Very good explanation, one of the best for confused beginners.
This post on EF is very helpful to have a clear idea on what approach to use in your project, and there by substantiate why we want to implement our application using that particular approach, Thanks to Roland Kierkels 🙂
Excellent article. Thanks
Very good ……………..
nice one brother,………….
“So instead of having to drop all database tables every time your change the name of a column this tool just generates a small SQL that will only affect the column name in that table.”
As a developer with a heavy SQL background… this makes me wonder about the article and the understanding of databases. I have never heard of any developer ever dropping all database tables whenever you change the name of a column…. ever. That’s what the “ALTER TABLE” syntax is for. Anyone that drops all tables to rename 1 column has absolutely no understanding of databases.
Having come from a background where DBAs look after the database and Devs look after the code, apps etc.
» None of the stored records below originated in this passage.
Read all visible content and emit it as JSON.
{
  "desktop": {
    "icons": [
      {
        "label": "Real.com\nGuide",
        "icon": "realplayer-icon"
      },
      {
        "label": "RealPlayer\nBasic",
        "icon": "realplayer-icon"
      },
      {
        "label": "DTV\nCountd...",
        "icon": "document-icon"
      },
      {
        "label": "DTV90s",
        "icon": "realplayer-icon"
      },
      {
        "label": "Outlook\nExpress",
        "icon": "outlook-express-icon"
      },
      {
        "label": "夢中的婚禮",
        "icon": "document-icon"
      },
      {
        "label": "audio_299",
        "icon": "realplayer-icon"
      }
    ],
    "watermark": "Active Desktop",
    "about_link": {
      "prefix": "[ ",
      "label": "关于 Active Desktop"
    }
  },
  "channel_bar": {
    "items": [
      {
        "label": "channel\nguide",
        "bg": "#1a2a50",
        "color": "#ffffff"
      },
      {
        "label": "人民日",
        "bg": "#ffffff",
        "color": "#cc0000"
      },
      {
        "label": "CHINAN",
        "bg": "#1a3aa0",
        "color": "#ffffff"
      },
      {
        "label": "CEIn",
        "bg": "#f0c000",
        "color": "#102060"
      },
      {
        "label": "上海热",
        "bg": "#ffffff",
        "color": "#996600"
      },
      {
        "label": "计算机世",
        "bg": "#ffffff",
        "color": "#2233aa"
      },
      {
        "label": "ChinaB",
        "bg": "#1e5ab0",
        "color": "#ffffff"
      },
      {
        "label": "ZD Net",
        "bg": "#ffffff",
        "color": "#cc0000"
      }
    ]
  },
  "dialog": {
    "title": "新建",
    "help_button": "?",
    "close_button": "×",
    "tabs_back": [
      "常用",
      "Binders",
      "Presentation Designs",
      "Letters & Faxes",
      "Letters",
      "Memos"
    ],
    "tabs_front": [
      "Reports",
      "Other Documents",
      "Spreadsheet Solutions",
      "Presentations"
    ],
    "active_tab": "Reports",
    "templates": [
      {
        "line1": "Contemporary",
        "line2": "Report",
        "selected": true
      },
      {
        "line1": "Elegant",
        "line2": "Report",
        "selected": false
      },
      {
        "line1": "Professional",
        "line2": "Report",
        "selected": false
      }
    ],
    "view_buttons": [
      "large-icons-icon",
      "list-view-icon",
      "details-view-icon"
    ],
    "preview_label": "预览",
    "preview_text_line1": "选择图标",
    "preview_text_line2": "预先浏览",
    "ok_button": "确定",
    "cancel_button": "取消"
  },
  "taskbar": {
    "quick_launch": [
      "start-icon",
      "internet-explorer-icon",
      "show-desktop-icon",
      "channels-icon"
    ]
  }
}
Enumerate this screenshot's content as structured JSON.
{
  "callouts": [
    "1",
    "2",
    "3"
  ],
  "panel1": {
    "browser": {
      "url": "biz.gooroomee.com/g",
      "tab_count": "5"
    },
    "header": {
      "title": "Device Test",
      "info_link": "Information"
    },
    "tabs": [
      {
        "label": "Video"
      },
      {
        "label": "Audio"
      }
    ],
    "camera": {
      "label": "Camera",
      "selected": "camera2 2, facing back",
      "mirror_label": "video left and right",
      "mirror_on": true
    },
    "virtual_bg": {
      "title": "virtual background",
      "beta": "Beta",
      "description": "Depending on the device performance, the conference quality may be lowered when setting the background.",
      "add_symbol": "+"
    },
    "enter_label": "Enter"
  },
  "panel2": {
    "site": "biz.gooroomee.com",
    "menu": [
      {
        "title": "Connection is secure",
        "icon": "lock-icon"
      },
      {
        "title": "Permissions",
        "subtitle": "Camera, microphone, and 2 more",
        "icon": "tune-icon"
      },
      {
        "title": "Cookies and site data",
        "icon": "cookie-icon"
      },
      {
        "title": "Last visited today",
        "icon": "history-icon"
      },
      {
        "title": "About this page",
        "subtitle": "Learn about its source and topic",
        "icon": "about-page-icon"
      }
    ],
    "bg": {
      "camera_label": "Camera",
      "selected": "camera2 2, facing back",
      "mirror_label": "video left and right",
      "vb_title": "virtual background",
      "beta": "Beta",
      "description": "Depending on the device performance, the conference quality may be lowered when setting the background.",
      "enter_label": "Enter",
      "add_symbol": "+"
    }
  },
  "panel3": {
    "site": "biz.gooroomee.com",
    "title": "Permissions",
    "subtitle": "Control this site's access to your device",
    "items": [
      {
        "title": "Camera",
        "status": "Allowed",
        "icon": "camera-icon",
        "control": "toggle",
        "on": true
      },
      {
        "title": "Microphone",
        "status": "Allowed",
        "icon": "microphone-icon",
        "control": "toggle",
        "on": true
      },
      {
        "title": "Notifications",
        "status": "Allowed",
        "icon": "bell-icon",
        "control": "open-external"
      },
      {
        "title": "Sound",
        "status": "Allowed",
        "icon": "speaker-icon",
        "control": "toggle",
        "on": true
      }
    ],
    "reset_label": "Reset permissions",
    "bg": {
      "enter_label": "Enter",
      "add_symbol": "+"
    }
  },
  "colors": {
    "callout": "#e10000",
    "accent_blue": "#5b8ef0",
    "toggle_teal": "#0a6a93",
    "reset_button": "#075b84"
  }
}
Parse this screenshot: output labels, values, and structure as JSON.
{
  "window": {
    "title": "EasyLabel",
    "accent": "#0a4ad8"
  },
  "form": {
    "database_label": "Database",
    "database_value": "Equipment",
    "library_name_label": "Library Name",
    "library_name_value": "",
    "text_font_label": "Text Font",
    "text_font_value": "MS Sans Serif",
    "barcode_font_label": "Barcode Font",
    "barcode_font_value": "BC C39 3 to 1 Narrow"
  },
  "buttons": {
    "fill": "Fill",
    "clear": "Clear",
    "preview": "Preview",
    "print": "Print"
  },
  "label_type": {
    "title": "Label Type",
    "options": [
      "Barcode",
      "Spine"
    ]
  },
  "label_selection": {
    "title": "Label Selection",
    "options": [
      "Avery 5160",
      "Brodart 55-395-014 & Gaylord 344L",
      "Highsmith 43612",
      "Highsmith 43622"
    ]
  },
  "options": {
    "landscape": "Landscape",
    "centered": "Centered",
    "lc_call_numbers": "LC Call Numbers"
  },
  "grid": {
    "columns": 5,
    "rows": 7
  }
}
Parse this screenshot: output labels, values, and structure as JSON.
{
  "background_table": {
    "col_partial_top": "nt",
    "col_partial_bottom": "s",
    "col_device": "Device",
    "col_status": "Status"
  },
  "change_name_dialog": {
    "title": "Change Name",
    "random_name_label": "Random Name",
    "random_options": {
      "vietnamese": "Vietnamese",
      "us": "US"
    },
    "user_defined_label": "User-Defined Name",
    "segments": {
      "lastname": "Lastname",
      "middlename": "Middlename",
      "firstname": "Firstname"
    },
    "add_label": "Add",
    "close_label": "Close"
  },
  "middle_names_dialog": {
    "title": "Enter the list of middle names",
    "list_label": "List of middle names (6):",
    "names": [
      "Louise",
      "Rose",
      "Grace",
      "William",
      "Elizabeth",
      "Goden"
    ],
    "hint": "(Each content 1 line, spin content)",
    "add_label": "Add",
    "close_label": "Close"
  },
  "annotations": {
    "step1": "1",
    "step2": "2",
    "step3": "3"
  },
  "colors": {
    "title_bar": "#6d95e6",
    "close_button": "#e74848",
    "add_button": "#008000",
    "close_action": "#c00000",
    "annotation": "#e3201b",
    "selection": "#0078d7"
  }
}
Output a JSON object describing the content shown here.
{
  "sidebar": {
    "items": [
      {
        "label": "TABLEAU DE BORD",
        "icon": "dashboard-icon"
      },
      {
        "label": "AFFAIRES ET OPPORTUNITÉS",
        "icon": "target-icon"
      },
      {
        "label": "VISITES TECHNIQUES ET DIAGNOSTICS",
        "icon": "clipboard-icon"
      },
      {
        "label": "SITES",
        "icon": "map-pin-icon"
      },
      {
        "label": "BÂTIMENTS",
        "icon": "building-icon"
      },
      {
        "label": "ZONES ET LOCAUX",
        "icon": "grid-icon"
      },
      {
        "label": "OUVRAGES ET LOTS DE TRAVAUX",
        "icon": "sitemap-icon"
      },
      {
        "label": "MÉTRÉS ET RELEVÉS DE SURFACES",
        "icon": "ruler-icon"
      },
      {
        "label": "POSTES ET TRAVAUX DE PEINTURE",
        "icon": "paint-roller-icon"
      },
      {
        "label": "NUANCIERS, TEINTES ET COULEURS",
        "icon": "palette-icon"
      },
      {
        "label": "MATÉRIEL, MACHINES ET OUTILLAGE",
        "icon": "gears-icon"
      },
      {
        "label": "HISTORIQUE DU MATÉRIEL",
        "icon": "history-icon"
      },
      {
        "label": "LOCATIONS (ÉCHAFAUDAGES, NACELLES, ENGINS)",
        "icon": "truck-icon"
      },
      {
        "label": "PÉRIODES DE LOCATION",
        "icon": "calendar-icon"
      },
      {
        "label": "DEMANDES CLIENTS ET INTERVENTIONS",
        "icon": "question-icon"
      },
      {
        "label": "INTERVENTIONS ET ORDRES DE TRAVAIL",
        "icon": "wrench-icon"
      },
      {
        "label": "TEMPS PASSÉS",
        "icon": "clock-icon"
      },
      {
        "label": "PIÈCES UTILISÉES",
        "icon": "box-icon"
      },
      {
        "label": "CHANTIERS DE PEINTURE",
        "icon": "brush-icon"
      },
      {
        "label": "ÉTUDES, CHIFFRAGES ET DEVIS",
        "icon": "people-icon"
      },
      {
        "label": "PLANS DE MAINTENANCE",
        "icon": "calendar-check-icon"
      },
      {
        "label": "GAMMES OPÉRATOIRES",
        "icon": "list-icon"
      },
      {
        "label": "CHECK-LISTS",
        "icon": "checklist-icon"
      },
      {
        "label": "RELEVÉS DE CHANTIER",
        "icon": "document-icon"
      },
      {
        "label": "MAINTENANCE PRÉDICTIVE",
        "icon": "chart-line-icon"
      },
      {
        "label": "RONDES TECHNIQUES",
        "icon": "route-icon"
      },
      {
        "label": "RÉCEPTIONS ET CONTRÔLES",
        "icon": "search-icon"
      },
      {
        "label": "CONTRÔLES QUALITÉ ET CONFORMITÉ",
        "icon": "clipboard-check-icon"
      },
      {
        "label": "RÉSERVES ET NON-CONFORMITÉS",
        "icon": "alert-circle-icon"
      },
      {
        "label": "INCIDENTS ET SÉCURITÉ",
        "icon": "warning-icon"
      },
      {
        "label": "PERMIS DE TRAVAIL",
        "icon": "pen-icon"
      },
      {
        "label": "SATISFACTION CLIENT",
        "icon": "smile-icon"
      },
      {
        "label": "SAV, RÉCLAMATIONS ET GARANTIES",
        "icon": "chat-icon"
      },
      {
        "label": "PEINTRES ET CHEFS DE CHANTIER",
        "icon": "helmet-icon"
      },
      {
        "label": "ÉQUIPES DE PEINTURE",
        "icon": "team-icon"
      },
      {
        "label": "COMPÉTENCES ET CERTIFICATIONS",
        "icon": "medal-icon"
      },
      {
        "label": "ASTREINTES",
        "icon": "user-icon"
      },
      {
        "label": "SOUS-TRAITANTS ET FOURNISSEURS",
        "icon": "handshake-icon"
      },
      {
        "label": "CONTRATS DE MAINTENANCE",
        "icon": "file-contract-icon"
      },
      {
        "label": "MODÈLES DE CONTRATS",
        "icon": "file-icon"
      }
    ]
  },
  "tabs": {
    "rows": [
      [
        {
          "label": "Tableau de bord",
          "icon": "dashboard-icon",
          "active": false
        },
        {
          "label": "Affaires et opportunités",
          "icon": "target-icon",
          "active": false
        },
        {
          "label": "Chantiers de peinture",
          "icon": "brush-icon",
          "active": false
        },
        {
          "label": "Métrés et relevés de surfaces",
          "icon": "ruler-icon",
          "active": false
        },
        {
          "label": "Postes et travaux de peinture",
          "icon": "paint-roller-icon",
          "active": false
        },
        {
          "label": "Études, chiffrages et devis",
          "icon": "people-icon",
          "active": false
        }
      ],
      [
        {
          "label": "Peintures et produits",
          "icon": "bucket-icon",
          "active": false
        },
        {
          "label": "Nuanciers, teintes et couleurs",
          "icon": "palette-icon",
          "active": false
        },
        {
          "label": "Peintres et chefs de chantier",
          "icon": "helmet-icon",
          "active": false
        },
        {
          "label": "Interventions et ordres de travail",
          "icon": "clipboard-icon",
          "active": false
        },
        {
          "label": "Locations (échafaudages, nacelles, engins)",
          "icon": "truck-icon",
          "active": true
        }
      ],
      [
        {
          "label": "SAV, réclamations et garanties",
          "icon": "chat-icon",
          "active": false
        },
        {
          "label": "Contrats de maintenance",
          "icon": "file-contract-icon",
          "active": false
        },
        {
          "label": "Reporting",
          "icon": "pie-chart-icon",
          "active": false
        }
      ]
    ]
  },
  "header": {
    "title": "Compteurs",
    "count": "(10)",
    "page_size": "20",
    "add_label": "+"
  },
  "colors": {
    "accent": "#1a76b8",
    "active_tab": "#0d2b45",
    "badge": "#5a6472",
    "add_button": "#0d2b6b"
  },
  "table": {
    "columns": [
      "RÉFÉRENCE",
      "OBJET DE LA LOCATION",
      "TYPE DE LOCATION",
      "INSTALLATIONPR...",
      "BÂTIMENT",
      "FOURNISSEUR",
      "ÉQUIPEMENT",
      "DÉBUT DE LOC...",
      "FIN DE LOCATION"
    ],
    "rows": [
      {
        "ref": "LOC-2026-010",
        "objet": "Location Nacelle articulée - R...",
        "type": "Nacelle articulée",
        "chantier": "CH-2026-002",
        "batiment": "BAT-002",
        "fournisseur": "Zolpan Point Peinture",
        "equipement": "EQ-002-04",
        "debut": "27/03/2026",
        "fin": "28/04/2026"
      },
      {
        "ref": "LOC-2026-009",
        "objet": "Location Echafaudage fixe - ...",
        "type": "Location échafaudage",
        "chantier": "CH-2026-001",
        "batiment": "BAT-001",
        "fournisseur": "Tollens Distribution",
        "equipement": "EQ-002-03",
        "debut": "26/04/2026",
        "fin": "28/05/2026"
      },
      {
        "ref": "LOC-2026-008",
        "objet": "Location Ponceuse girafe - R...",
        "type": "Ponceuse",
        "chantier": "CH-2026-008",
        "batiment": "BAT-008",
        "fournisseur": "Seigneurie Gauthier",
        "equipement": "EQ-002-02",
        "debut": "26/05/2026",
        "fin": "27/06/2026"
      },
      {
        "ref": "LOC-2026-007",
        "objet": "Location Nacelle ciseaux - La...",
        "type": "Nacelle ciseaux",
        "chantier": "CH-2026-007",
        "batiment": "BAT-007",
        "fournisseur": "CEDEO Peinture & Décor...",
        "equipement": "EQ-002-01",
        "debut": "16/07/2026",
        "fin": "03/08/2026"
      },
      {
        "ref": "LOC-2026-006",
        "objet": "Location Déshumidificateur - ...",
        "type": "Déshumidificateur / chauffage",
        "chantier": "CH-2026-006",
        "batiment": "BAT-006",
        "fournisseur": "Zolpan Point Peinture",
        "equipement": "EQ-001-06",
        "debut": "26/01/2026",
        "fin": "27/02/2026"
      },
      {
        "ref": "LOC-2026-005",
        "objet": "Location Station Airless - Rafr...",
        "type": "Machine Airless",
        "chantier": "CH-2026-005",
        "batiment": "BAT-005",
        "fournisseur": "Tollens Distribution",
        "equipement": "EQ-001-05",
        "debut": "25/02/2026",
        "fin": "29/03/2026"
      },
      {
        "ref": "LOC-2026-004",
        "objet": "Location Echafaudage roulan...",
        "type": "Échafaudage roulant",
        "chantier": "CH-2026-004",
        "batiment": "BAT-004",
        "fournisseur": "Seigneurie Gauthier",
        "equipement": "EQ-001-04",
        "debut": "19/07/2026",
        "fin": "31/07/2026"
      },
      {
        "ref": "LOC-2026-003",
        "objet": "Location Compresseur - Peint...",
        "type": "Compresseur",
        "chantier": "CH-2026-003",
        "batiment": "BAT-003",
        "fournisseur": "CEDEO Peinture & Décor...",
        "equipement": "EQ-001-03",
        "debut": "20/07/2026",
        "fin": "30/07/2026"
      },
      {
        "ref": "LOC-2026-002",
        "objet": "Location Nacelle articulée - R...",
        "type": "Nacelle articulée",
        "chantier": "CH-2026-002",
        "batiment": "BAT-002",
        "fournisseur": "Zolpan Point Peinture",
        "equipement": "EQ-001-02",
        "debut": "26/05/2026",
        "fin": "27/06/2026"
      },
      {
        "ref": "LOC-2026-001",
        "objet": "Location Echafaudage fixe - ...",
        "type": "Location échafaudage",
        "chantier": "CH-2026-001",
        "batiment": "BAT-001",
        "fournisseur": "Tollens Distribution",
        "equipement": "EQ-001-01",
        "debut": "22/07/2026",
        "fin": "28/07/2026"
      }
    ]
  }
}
All the above methods make me shudder and can be dangerous. EF makes change a db too easy, which in some cases might be fine but in all the environments I have worked in the dbs are used in systems like a data warehouse, MI, reporting tools etc and not exclusive to a MVC web app. Changing of a db this way would give our DBAs kittens and could be catastrophic to the business !
Very nice post. Thank you!
Firs, thank you for this article. It does a nice job of explaining the three options in EF.
That being said, and based on over 20 years of SQL Server experience and 15 years of .NET experience and Microsoft certification in both, I concur with those above who think EF is a dangerous tool with great potential for doing damage to DBs and making it difficult to optimize DBs for best performance.